Review: “The Financial Diet”

Paul F. Davis

Zoë Strickland | Editor-in-Chief

“The Financial Diet,” written by Chelsea Fagan and designed by Lauren Ver Hage, is a finance guide geared towards twenty-somethings that want to stay on top of their finances. The book, while both useful and interesting, missed the beat when it came to recognizing some of the inhibitors that millenials may face when trying to save money.

“The Financial Diet” is based off of the work done for the duo’s financial website. As an on-again, off-again follower of Fagan and Ver Hage’s work for the past few years, I picked up their book in hopes that it would offer new insights into the world of saving money.

The guide is easily palatable; it’s split into seven chapters, all of which focus on a different aspect of one’s finances. Each chapter is broken up by expert interviews and illustrated diagrams. My only qualm with this is the inclusion of a ‘food’ section.

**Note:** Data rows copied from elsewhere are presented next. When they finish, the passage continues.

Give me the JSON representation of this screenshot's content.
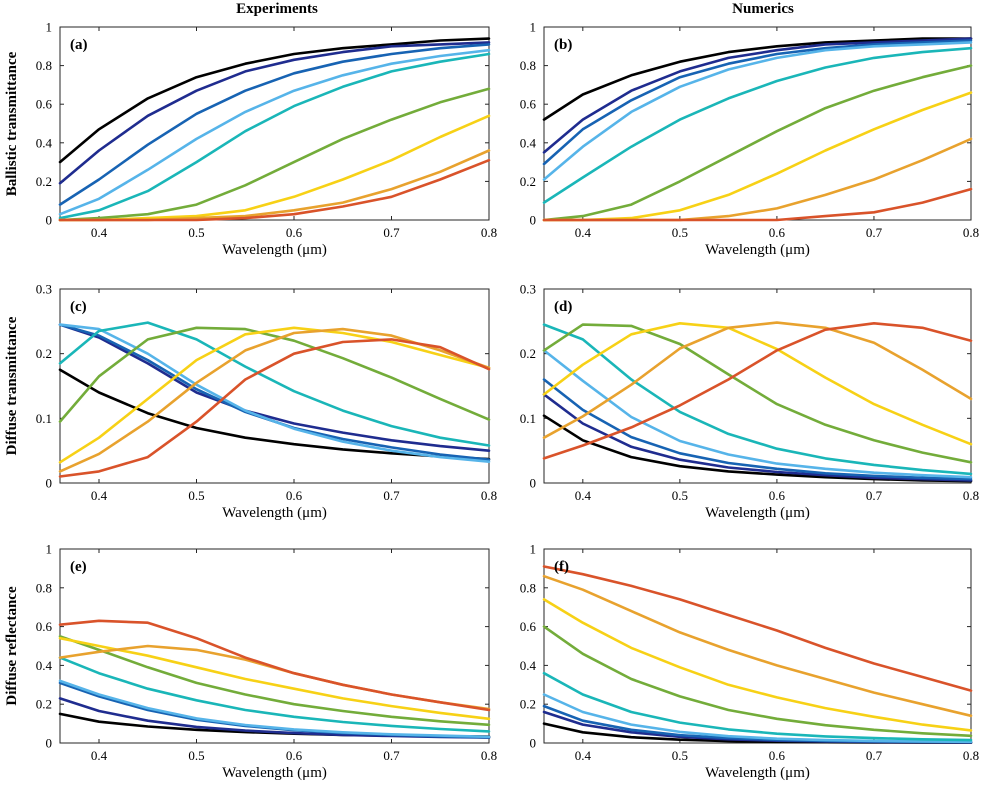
{
  "figure": {
    "column_titles": [
      "Experiments",
      "Numerics"
    ],
    "row_labels": [
      "Ballistic transmittance",
      "Diffuse transmittance",
      "Diffuse reflectance"
    ],
    "series_colors": [
      "#000000",
      "#1f2c8f",
      "#1763b3",
      "#56b4e9",
      "#1ab6b8",
      "#73ac3a",
      "#f7d116",
      "#e8a22e",
      "#d9532a"
    ]
  },
  "chart_data": [
    {
      "type": "line",
      "panel": "(a)",
      "title": "Experiments",
      "xlabel": "Wavelength (μm)",
      "ylabel": "Ballistic transmittance",
      "xlim": [
        0.36,
        0.8
      ],
      "ylim": [
        0,
        1
      ],
      "xticks": [
        0.4,
        0.5,
        0.6,
        0.7,
        0.8
      ],
      "xtick_labels": [
        "0.4",
        "0.5",
        "0.6",
        "0.7",
        "0.8"
      ],
      "yticks": [
        0,
        0.2,
        0.4,
        0.6,
        0.8,
        1
      ],
      "ytick_labels": [
        "0",
        "0.2",
        "0.4",
        "0.6",
        "0.8",
        "1"
      ],
      "x": [
        0.36,
        0.4,
        0.45,
        0.5,
        0.55,
        0.6,
        0.65,
        0.7,
        0.75,
        0.8
      ],
      "series": [
        {
          "color": "#000000",
          "values": [
            0.3,
            0.47,
            0.63,
            0.74,
            0.81,
            0.86,
            0.89,
            0.91,
            0.93,
            0.94
          ]
        },
        {
          "color": "#1f2c8f",
          "values": [
            0.19,
            0.36,
            0.54,
            0.67,
            0.77,
            0.83,
            0.87,
            0.9,
            0.91,
            0.92
          ]
        },
        {
          "color": "#1763b3",
          "values": [
            0.08,
            0.21,
            0.39,
            0.55,
            0.67,
            0.76,
            0.82,
            0.86,
            0.89,
            0.91
          ]
        },
        {
          "color": "#56b4e9",
          "values": [
            0.03,
            0.11,
            0.26,
            0.42,
            0.56,
            0.67,
            0.75,
            0.81,
            0.85,
            0.88
          ]
        },
        {
          "color": "#1ab6b8",
          "values": [
            0.01,
            0.05,
            0.15,
            0.3,
            0.46,
            0.59,
            0.69,
            0.77,
            0.82,
            0.86
          ]
        },
        {
          "color": "#73ac3a",
          "values": [
            0.0,
            0.01,
            0.03,
            0.08,
            0.18,
            0.3,
            0.42,
            0.52,
            0.61,
            0.68
          ]
        },
        {
          "color": "#f7d116",
          "values": [
            0.0,
            0.0,
            0.01,
            0.02,
            0.05,
            0.12,
            0.21,
            0.31,
            0.43,
            0.54
          ]
        },
        {
          "color": "#e8a22e",
          "values": [
            0.0,
            0.0,
            0.0,
            0.01,
            0.02,
            0.05,
            0.09,
            0.16,
            0.25,
            0.36
          ]
        },
        {
          "color": "#d9532a",
          "values": [
            0.0,
            0.0,
            0.0,
            0.0,
            0.01,
            0.03,
            0.07,
            0.12,
            0.21,
            0.31
          ]
        }
      ]
    },
    {
      "type": "line",
      "panel": "(b)",
      "title": "Numerics",
      "xlabel": "Wavelength (μm)",
      "ylabel": "",
      "xlim": [
        0.36,
        0.8
      ],
      "ylim": [
        0,
        1
      ],
      "xticks": [
        0.4,
        0.5,
        0.6,
        0.7,
        0.8
      ],
      "xtick_labels": [
        "0.4",
        "0.5",
        "0.6",
        "0.7",
        "0.8"
      ],
      "yticks": [
        0,
        0.2,
        0.4,
        0.6,
        0.8,
        1
      ],
      "ytick_labels": [
        "0",
        "0.2",
        "0.4",
        "0.6",
        "0.8",
        "1"
      ],
      "x": [
        0.36,
        0.4,
        0.45,
        0.5,
        0.55,
        0.6,
        0.65,
        0.7,
        0.75,
        0.8
      ],
      "series": [
        {
          "color": "#000000",
          "values": [
            0.52,
            0.65,
            0.75,
            0.82,
            0.87,
            0.9,
            0.92,
            0.93,
            0.94,
            0.94
          ]
        },
        {
          "color": "#1f2c8f",
          "values": [
            0.35,
            0.52,
            0.67,
            0.77,
            0.84,
            0.88,
            0.91,
            0.92,
            0.93,
            0.94
          ]
        },
        {
          "color": "#1763b3",
          "values": [
            0.29,
            0.47,
            0.62,
            0.74,
            0.81,
            0.86,
            0.89,
            0.91,
            0.92,
            0.93
          ]
        },
        {
          "color": "#56b4e9",
          "values": [
            0.21,
            0.38,
            0.56,
            0.69,
            0.78,
            0.84,
            0.88,
            0.9,
            0.91,
            0.92
          ]
        },
        {
          "color": "#1ab6b8",
          "values": [
            0.09,
            0.22,
            0.38,
            0.52,
            0.63,
            0.72,
            0.79,
            0.84,
            0.87,
            0.89
          ]
        },
        {
          "color": "#73ac3a",
          "values": [
            0.0,
            0.02,
            0.08,
            0.2,
            0.33,
            0.46,
            0.58,
            0.67,
            0.74,
            0.8
          ]
        },
        {
          "color": "#f7d116",
          "values": [
            0.0,
            0.0,
            0.01,
            0.05,
            0.13,
            0.24,
            0.36,
            0.47,
            0.57,
            0.66
          ]
        },
        {
          "color": "#e8a22e",
          "values": [
            0.0,
            0.0,
            0.0,
            0.0,
            0.02,
            0.06,
            0.13,
            0.21,
            0.31,
            0.42
          ]
        },
        {
          "color": "#d9532a",
          "values": [
            0.0,
            0.0,
            0.0,
            0.0,
            0.0,
            0.0,
            0.02,
            0.04,
            0.09,
            0.16
          ]
        }
      ]
    },
    {
      "type": "line",
      "panel": "(c)",
      "title": "",
      "xlabel": "Wavelength (μm)",
      "ylabel": "Diffuse transmittance",
      "xlim": [
        0.36,
        0.8
      ],
      "ylim": [
        0,
        0.3
      ],
      "xticks": [
        0.4,
        0.5,
        0.6,
        0.7,
        0.8
      ],
      "xtick_labels": [
        "0.4",
        "0.5",
        "0.6",
        "0.7",
        "0.8"
      ],
      "yticks": [
        0,
        0.1,
        0.2,
        0.3
      ],
      "ytick_labels": [
        "0",
        "0.1",
        "0.2",
        "0.3"
      ],
      "x": [
        0.36,
        0.4,
        0.45,
        0.5,
        0.55,
        0.6,
        0.65,
        0.7,
        0.75,
        0.8
      ],
      "series": [
        {
          "color": "#000000",
          "values": [
            0.175,
            0.14,
            0.108,
            0.085,
            0.07,
            0.06,
            0.052,
            0.046,
            0.041,
            0.037
          ]
        },
        {
          "color": "#1f2c8f",
          "values": [
            0.245,
            0.225,
            0.185,
            0.14,
            0.112,
            0.092,
            0.078,
            0.066,
            0.057,
            0.05
          ]
        },
        {
          "color": "#1763b3",
          "values": [
            0.245,
            0.228,
            0.19,
            0.145,
            0.11,
            0.085,
            0.068,
            0.055,
            0.044,
            0.036
          ]
        },
        {
          "color": "#56b4e9",
          "values": [
            0.245,
            0.238,
            0.2,
            0.152,
            0.112,
            0.084,
            0.064,
            0.05,
            0.04,
            0.033
          ]
        },
        {
          "color": "#1ab6b8",
          "values": [
            0.185,
            0.235,
            0.248,
            0.222,
            0.18,
            0.142,
            0.112,
            0.088,
            0.07,
            0.058
          ]
        },
        {
          "color": "#73ac3a",
          "values": [
            0.095,
            0.165,
            0.222,
            0.24,
            0.238,
            0.22,
            0.193,
            0.163,
            0.13,
            0.098
          ]
        },
        {
          "color": "#f7d116",
          "values": [
            0.032,
            0.07,
            0.13,
            0.19,
            0.23,
            0.24,
            0.232,
            0.218,
            0.198,
            0.178
          ]
        },
        {
          "color": "#e8a22e",
          "values": [
            0.018,
            0.045,
            0.095,
            0.155,
            0.205,
            0.232,
            0.238,
            0.228,
            0.205,
            0.178
          ]
        },
        {
          "color": "#d9532a",
          "values": [
            0.01,
            0.018,
            0.04,
            0.095,
            0.16,
            0.2,
            0.218,
            0.222,
            0.21,
            0.176
          ]
        }
      ]
    },
    {
      "type": "line",
      "panel": "(d)",
      "title": "",
      "xlabel": "Wavelength (μm)",
      "ylabel": "",
      "xlim": [
        0.36,
        0.8
      ],
      "ylim": [
        0,
        0.3
      ],
      "xticks": [
        0.4,
        0.5,
        0.6,
        0.7,
        0.8
      ],
      "xtick_labels": [
        "0.4",
        "0.5",
        "0.6",
        "0.7",
        "0.8"
      ],
      "yticks": [
        0,
        0.1,
        0.2,
        0.3
      ],
      "ytick_labels": [
        "0",
        "0.1",
        "0.2",
        "0.3"
      ],
      "x": [
        0.36,
        0.4,
        0.45,
        0.5,
        0.55,
        0.6,
        0.65,
        0.7,
        0.75,
        0.8
      ],
      "series": [
        {
          "color": "#000000",
          "values": [
            0.104,
            0.066,
            0.04,
            0.026,
            0.018,
            0.013,
            0.009,
            0.006,
            0.004,
            0.003
          ]
        },
        {
          "color": "#1f2c8f",
          "values": [
            0.137,
            0.092,
            0.056,
            0.036,
            0.024,
            0.017,
            0.012,
            0.008,
            0.006,
            0.004
          ]
        },
        {
          "color": "#1763b3",
          "values": [
            0.16,
            0.113,
            0.071,
            0.046,
            0.031,
            0.022,
            0.015,
            0.011,
            0.008,
            0.006
          ]
        },
        {
          "color": "#56b4e9",
          "values": [
            0.205,
            0.158,
            0.102,
            0.065,
            0.044,
            0.03,
            0.022,
            0.016,
            0.012,
            0.009
          ]
        },
        {
          "color": "#1ab6b8",
          "values": [
            0.245,
            0.222,
            0.16,
            0.11,
            0.076,
            0.053,
            0.038,
            0.028,
            0.02,
            0.014
          ]
        },
        {
          "color": "#73ac3a",
          "values": [
            0.205,
            0.245,
            0.243,
            0.215,
            0.168,
            0.122,
            0.09,
            0.066,
            0.047,
            0.032
          ]
        },
        {
          "color": "#f7d116",
          "values": [
            0.137,
            0.183,
            0.23,
            0.247,
            0.24,
            0.207,
            0.163,
            0.122,
            0.09,
            0.06
          ]
        },
        {
          "color": "#e8a22e",
          "values": [
            0.07,
            0.103,
            0.152,
            0.208,
            0.24,
            0.248,
            0.24,
            0.217,
            0.175,
            0.13
          ]
        },
        {
          "color": "#d9532a",
          "values": [
            0.038,
            0.058,
            0.086,
            0.12,
            0.16,
            0.205,
            0.237,
            0.247,
            0.24,
            0.22
          ]
        }
      ]
    },
    {
      "type": "line",
      "panel": "(e)",
      "title": "",
      "xlabel": "Wavelength (μm)",
      "ylabel": "Diffuse reflectance",
      "xlim": [
        0.36,
        0.8
      ],
      "ylim": [
        0,
        1
      ],
      "xticks": [
        0.4,
        0.5,
        0.6,
        0.7,
        0.8
      ],
      "xtick_labels": [
        "0.4",
        "0.5",
        "0.6",
        "0.7",
        "0.8"
      ],
      "yticks": [
        0,
        0.2,
        0.4,
        0.6,
        0.8,
        1
      ],
      "ytick_labels": [
        "0",
        "0.2",
        "0.4",
        "0.6",
        "0.8",
        "1"
      ],
      "x": [
        0.36,
        0.4,
        0.45,
        0.5,
        0.55,
        0.6,
        0.65,
        0.7,
        0.75,
        0.8
      ],
      "series": [
        {
          "color": "#000000",
          "values": [
            0.15,
            0.11,
            0.085,
            0.068,
            0.056,
            0.048,
            0.042,
            0.038,
            0.035,
            0.033
          ]
        },
        {
          "color": "#1f2c8f",
          "values": [
            0.23,
            0.165,
            0.115,
            0.083,
            0.064,
            0.051,
            0.042,
            0.036,
            0.031,
            0.028
          ]
        },
        {
          "color": "#1763b3",
          "values": [
            0.31,
            0.24,
            0.17,
            0.12,
            0.088,
            0.066,
            0.051,
            0.041,
            0.034,
            0.029
          ]
        },
        {
          "color": "#56b4e9",
          "values": [
            0.32,
            0.25,
            0.18,
            0.127,
            0.093,
            0.07,
            0.055,
            0.045,
            0.038,
            0.032
          ]
        },
        {
          "color": "#1ab6b8",
          "values": [
            0.44,
            0.36,
            0.28,
            0.22,
            0.17,
            0.135,
            0.108,
            0.088,
            0.072,
            0.06
          ]
        },
        {
          "color": "#73ac3a",
          "values": [
            0.55,
            0.48,
            0.39,
            0.31,
            0.25,
            0.2,
            0.165,
            0.135,
            0.112,
            0.094
          ]
        },
        {
          "color": "#f7d116",
          "values": [
            0.54,
            0.5,
            0.45,
            0.39,
            0.33,
            0.28,
            0.23,
            0.19,
            0.155,
            0.125
          ]
        },
        {
          "color": "#e8a22e",
          "values": [
            0.44,
            0.47,
            0.5,
            0.48,
            0.43,
            0.36,
            0.3,
            0.25,
            0.21,
            0.175
          ]
        },
        {
          "color": "#d9532a",
          "values": [
            0.61,
            0.63,
            0.62,
            0.54,
            0.44,
            0.36,
            0.3,
            0.25,
            0.21,
            0.17
          ]
        }
      ]
    },
    {
      "type": "line",
      "panel": "(f)",
      "title": "",
      "xlabel": "Wavelength (μm)",
      "ylabel": "",
      "xlim": [
        0.36,
        0.8
      ],
      "ylim": [
        0,
        1
      ],
      "xticks": [
        0.4,
        0.5,
        0.6,
        0.7,
        0.8
      ],
      "xtick_labels": [
        "0.4",
        "0.5",
        "0.6",
        "0.7",
        "0.8"
      ],
      "yticks": [
        0,
        0.2,
        0.4,
        0.6,
        0.8,
        1
      ],
      "ytick_labels": [
        "0",
        "0.2",
        "0.4",
        "0.6",
        "0.8",
        "1"
      ],
      "x": [
        0.36,
        0.4,
        0.45,
        0.5,
        0.55,
        0.6,
        0.65,
        0.7,
        0.75,
        0.8
      ],
      "series": [
        {
          "color": "#000000",
          "values": [
            0.1,
            0.055,
            0.03,
            0.017,
            0.01,
            0.006,
            0.004,
            0.003,
            0.002,
            0.002
          ]
        },
        {
          "color": "#1f2c8f",
          "values": [
            0.16,
            0.095,
            0.055,
            0.032,
            0.019,
            0.012,
            0.008,
            0.005,
            0.004,
            0.003
          ]
        },
        {
          "color": "#1763b3",
          "values": [
            0.19,
            0.115,
            0.068,
            0.04,
            0.025,
            0.016,
            0.011,
            0.008,
            0.006,
            0.005
          ]
        },
        {
          "color": "#56b4e9",
          "values": [
            0.25,
            0.16,
            0.095,
            0.057,
            0.035,
            0.022,
            0.015,
            0.011,
            0.008,
            0.006
          ]
        },
        {
          "color": "#1ab6b8",
          "values": [
            0.36,
            0.25,
            0.16,
            0.105,
            0.07,
            0.048,
            0.034,
            0.025,
            0.019,
            0.015
          ]
        },
        {
          "color": "#73ac3a",
          "values": [
            0.6,
            0.46,
            0.33,
            0.24,
            0.17,
            0.125,
            0.092,
            0.068,
            0.05,
            0.037
          ]
        },
        {
          "color": "#f7d116",
          "values": [
            0.74,
            0.62,
            0.49,
            0.39,
            0.3,
            0.235,
            0.18,
            0.135,
            0.095,
            0.065
          ]
        },
        {
          "color": "#e8a22e",
          "values": [
            0.86,
            0.79,
            0.68,
            0.57,
            0.48,
            0.4,
            0.33,
            0.26,
            0.2,
            0.14
          ]
        },
        {
          "color": "#d9532a",
          "values": [
            0.91,
            0.87,
            0.81,
            0.74,
            0.66,
            0.58,
            0.49,
            0.41,
            0.34,
            0.27
          ]
        }
      ]
    }
  ]
}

The fourth chapter of the book focuses on money-saving in the kitchen. There is a bunch of great advice offered, but I think the chapter is lacking when it comes to advice on what to keep in your kitchen. There is a list of spices and oils that one should have on-hand, and then the chapter delves into recipes. I love a good recipe as much as the next person, but if I wanted recipes, I could look online or in a recipe-specific book. These pages could have been more useful if they instead included lists of multi-purpose food items you can buy or examples of cheaper food that packs a lot of nutrients.

The information offered in the rest of the book is useful. Fagan explains some of the lesser-known aspects of being a financially responsible adult; she discusses the importance of investing, home ownership and credit scores.

While all of this information is useful, I think the book would be more insightful if it went more in-depth about how to specifically set money aside for things like emergency funds and college loan payments. It’s easy to say that people should pair down their expenses in an effort to save money. However, there are some people in the target age range for this book, like college students, who may not be able to cut their spending that easily. A hefty portion of the advice offered in “The Financial Diet” is focused on those who are living above their means.

“The Financial Diet” is a good book for those looking for an aesthetically pleasing crash-course in financial responsibility. However, it shouldn’t be your only source of financial research.